Auteur Jules Barbey d'Aurevilly
Pays France
Préface Jules Barbey d'Aurevilly
Éditeur Dentu
Lieu de parution Paris
Date de parution 1874
Nombre de pages 271

Les Diaboliques est un recueil de six nouvelles de Jules Barbey d'Aurevilly, paru en novembre 1874, à Paris, chez l'éditeur Dentu.

Histoire[modifier | modifier le code]

Le recueil devait à l'origine s'intituler Ricochets de conversation. Il fallut près de vingt-cinq ans à Barbey pour le voir paraître : il y travaillait déjà en 1850 lorsque Le Dessous de cartes d'une partie de whist parut en feuilleton, en trois parties, dans le journal La Mode — La Revue des deux Mondes l'ayant refusé. À la fin de la Commune, Barbey revint en Normandie. Il y acheva le livre en 1873.

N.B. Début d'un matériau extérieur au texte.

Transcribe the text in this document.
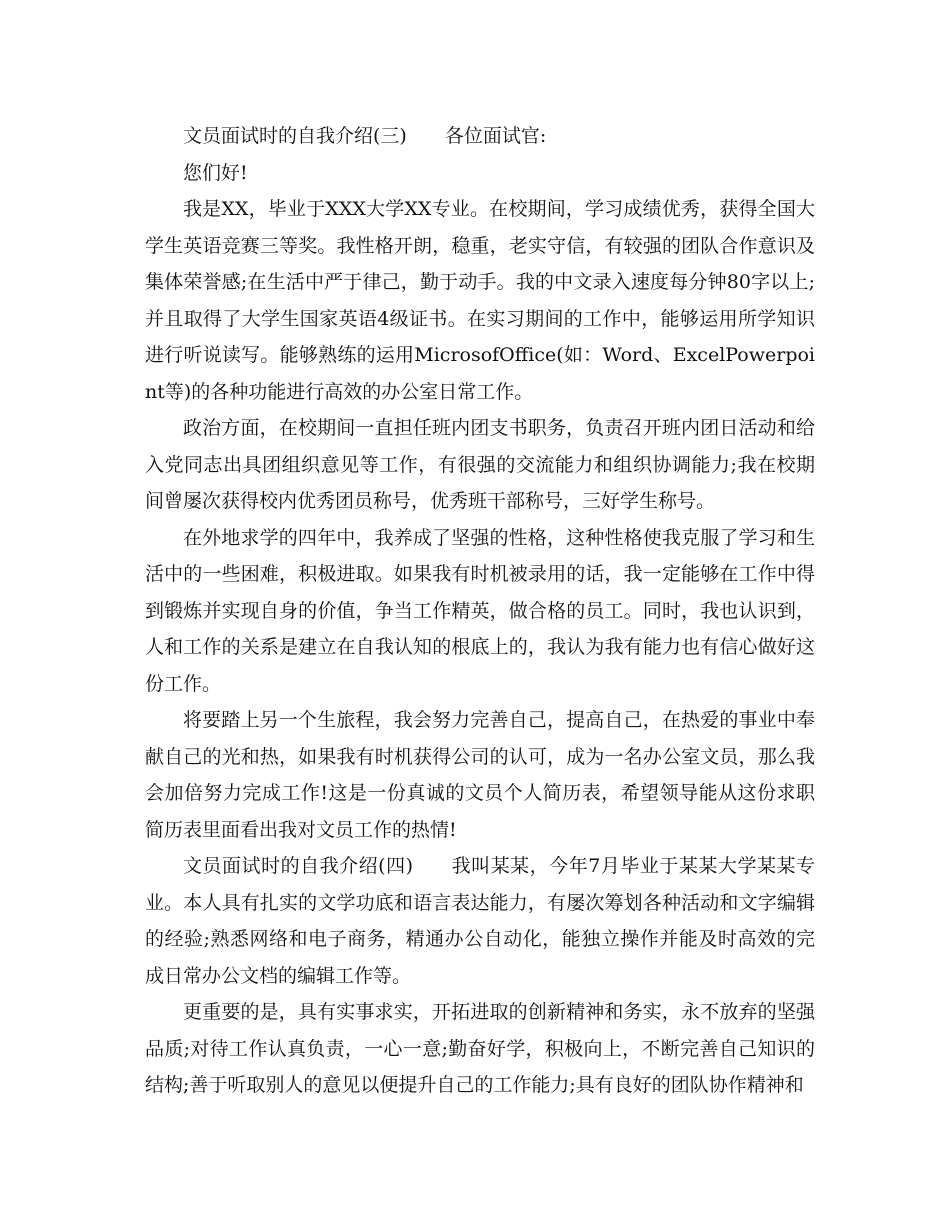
文员面试时的自我介绍(三) 各位面试官:

您们好!

我是XX，毕业于XXX大学XX专业。在校期间，学习成绩优秀，获得全国大学生英语竞赛三等奖。我性格开朗，稳重，老实守信，有较强的团队合作意识及集体荣誉感;在生活中严于律己，勤于动手。我的中文录入速度每分钟80字以上;并且取得了大学生国家英语4级证书。在实习期间的工作中，能够运用所学知识进行听说读写。能够熟练的运用MicrosofOffice(如：Word、ExcelPowerpoint等)的各种功能进行高效的办公室日常工作。

政治方面，在校期间一直担任班内团支书职务，负责召开班内团日活动和给入党同志出具团组织意见等工作，有很强的交流能力和组织协调能力;我在校期间曾屡次获得校内优秀团员称号，优秀班干部称号，三好学生称号。

在外地求学的四年中，我养成了坚强的性格，这种性格使我克服了学习和生活中的一些困难，积极进取。如果我有时机被录用的话，我一定能够在工作中得到锻炼并实现自身的价值，争当工作精英，做合格的员工。同时，我也认识到，人和工作的关系是建立在自我认知的根底上的，我认为我有能力也有信心做好这份工作。

将要踏上另一个生旅程，我会努力完善自己，提高自己，在热爱的事业中奉献自己的光和热，如果我有时机获得公司的认可，成为一名办公室文员，那么我会加倍努力完成工作!这是一份真诚的文员个人简历表，希望领导能从这份求职简历表里面看出我对文员工作的热情!

文员面试时的自我介绍(四) 我叫某某，今年7月毕业于某某大学某某专业。本人具有扎实的文学功底和语言表达能力，有屡次筹划各种活动和文字编辑的经验;熟悉网络和电子商务，精通办公自动化，能独立操作并能及时高效的完成日常办公文档的编辑工作等。

更重要的是，具有实事求实，开拓进取的创新精神和务实，永不放弃的坚强品质;对待工作认真负责，一心一意;勤奋好学，积极向上，不断完善自己知识的结构;善于听取别人的意见以便提升自己的工作能力;具有良好的团队协作精神和
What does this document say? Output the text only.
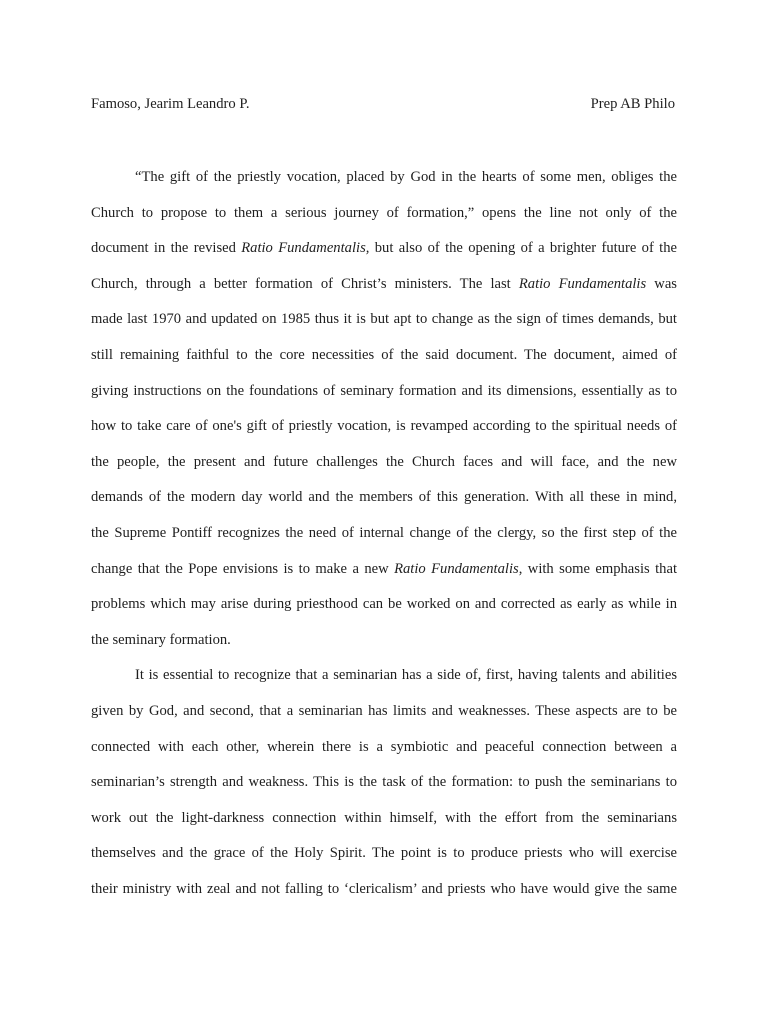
Famoso, Jearim Leandro P.	Prep AB Philo
“The gift of the priestly vocation, placed by God in the hearts of some men, obliges the
Church to propose to them a serious journey of formation,” opens the line not only of the
document in the revised Ratio Fundamentalis, but also of the opening of a brighter future of the
Church, through a better formation of Christ’s ministers. The last Ratio Fundamentalis was
made last 1970 and updated on 1985 thus it is but apt to change as the sign of times demands, but
still remaining faithful to the core necessities of the said document. The document, aimed of
giving instructions on the foundations of seminary formation and its dimensions, essentially as to
how to take care of one's gift of priestly vocation, is revamped according to the spiritual needs of
the people, the present and future challenges the Church faces and will face, and the new
demands of the modern day world and the members of this generation. With all these in mind,
the Supreme Pontiff recognizes the need of internal change of the clergy, so the first step of the
change that the Pope envisions is to make a new Ratio Fundamentalis, with some emphasis that
problems which may arise during priesthood can be worked on and corrected as early as while in
the seminary formation.
It is essential to recognize that a seminarian has a side of, first, having talents and abilities
given by God, and second, that a seminarian has limits and weaknesses. These aspects are to be
connected with each other, wherein there is a symbiotic and peaceful connection between a
seminarian’s strength and weakness. This is the task of the formation: to push the seminarians to
work out the light-darkness connection within himself, with the effort from the seminarians
themselves and the grace of the Holy Spirit. The point is to produce priests who will exercise
their ministry with zeal and not falling to ‘clericalism’ and priests who have would give the same
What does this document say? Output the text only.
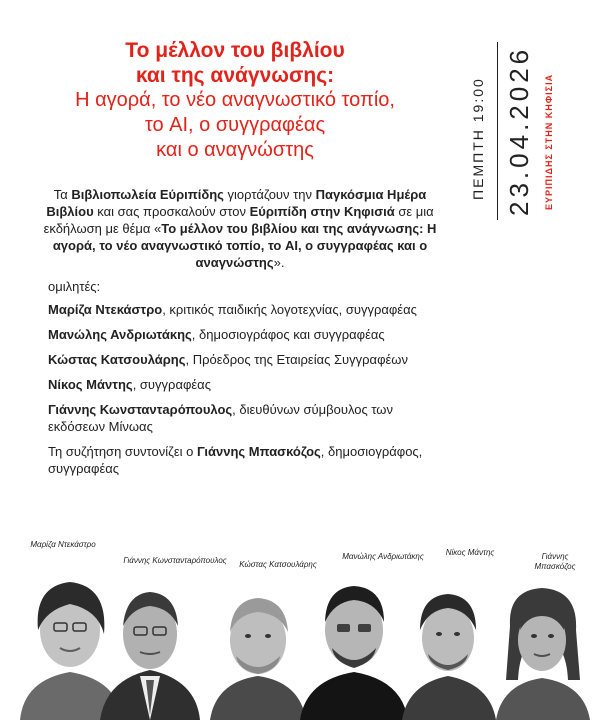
Το μέλλον του βιβλίου

και της ανάγνωσης:

Η αγορά, το νέο αναγνωστικό τοπίο,

το AI, ο συγγραφέας

και ο αναγνώστης

Τα Βιβλιοπωλεία Εύριπίδης γιορτάζουν την Παγκόσμια Ημέρα Βιβλίου και σας προσκαλούν στον Εύριπίδη στην Κηφισιά σε μια εκδήλωση με θέμα «Το μέλλον του βιβλίου και της ανάγνωσης: Η αγορά, το νέο αναγνωστικό τοπίο, το AI, ο συγγραφέας και ο αναγνώστης».
ομιλητές:
Μαρίζα Ντεκάστρο, κριτικός παιδικής λογοτεχνίας, συγγραφέας
Μανώλης Ανδριωτάκης, δημοσιογράφος και συγγραφέας
Κώστας Κατσουλάρης, Πρόεδρος της Εταιρείας Συγγραφέων
Νίκος Μάντης, συγγραφέας
Γιάννης Κωνσταντaρόπουλος, διευθύνων σύμβουλος των εκδόσεων Μίνωας
Τη συζήτηση συντονίζει ο Γιάννης Μπασκόζος, δημοσιογράφος, συγγραφέας
ΠΕΜΠΤΗ 19:00 23.04.2026 ΕΥΡΙΠΙΔΗΣ ΣΤΗΝ ΚΗΦΙΣΙΑ
Μαρίζα Ντεκάστρο
Γιάννης Κωνσταντaρόπουλος	Κώστας Κατσουλάρης
Μανώλης Ανδριωτάκης	Νίκος Μάντης	Γιάννης Μπασκόζος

Les nouvelles[modifier | modifier le code]

Le Rideau cramoisi[modifier | modifier le code]

Illustration du Rideau cramoisi

Leur diligence immobilisée de nuit dans une petite ville, les voyageurs doivent patienter. À la vue d'une fenêtre voilée par un rideau cramoisi, la mémoire du vicomte de Brassard s’éveille soudain. Il raconte à son voisin l’histoire qui s'est déroulée derrière ce rideau, bien des années auparavant.

Tout jeune sous-lieutenant, le vicomte logeait là, dans cette maison, chez de vieilles gens. Un jour, leur fille Alberte revient de quelque pensionnat pour vivre auprès d’eux. Alberte est beaucoup plus qu’une très belle fille. Elle est impassible, comme L’Infante à l’épagneul de Velázquez. Elle paraît une archiduchesse égarée, « comme si le Ciel avait voulu se moquer d’eux », chez des « bourgeois vulgaires ». Elle paraît bien élevée, sans affectation, plutôt silencieuse. Quand elle parle, elle dit ce qu’elle doit dire, sans plus. Son air n’est ni fier, ni méprisant, ni dédaigneux. Cet air dit : « Pour moi, vous n’existez pas. » Jugeant la fille inaccessible, le vicomte de Brassard se laisse aller à l’indifférence.

Chaque soir, il dîne à la table familiale sans prêter attention au fait qu’il est assis auprès d’Alberte. Un mois se passe avant que la main d’Alberte ne se pose sur la sienne.

Le cœur du vicomte s’enflamme. Comment faire ? Alberte ne quitte jamais sa mère. Elle ne sort que le dimanche, pour la messe ou pour les vêpres. Le vicomte lui transmet un billet, le lendemain, toujours à table. Le surlendemain, il compte bien sur une réponse. Mais Alberte est maintenant assise plus convenablement, comme elle aurait dû l’être dès le premier soir, entre ses parents. Et rien dans sa physionomie ne ressemble à une réponse. Le jeune homme ne dort plus, espérant une lettre. Sa vie devient un affût. La belle reste impassible. Le vicomte ne peut que se replier sur sa chambre au rideau cramoisi, où quatre têtes de sphinx énigmatiques ornent les quatre coins du lit, où se tapit « mystérieux et blanc, dans le noir du coin, un vieux buste de Niobé[1] ».

Au bout d’un mois de tourments de tous les instants, en pleine nuit, le vicomte voit Alberte apparaître dans sa petite chambre, toujours aussi immobile et ferme. Elle a traversé à tâtons la chambre de ses parents.

Peu d’histoires laissent le lecteur aux prises avec autant de questions...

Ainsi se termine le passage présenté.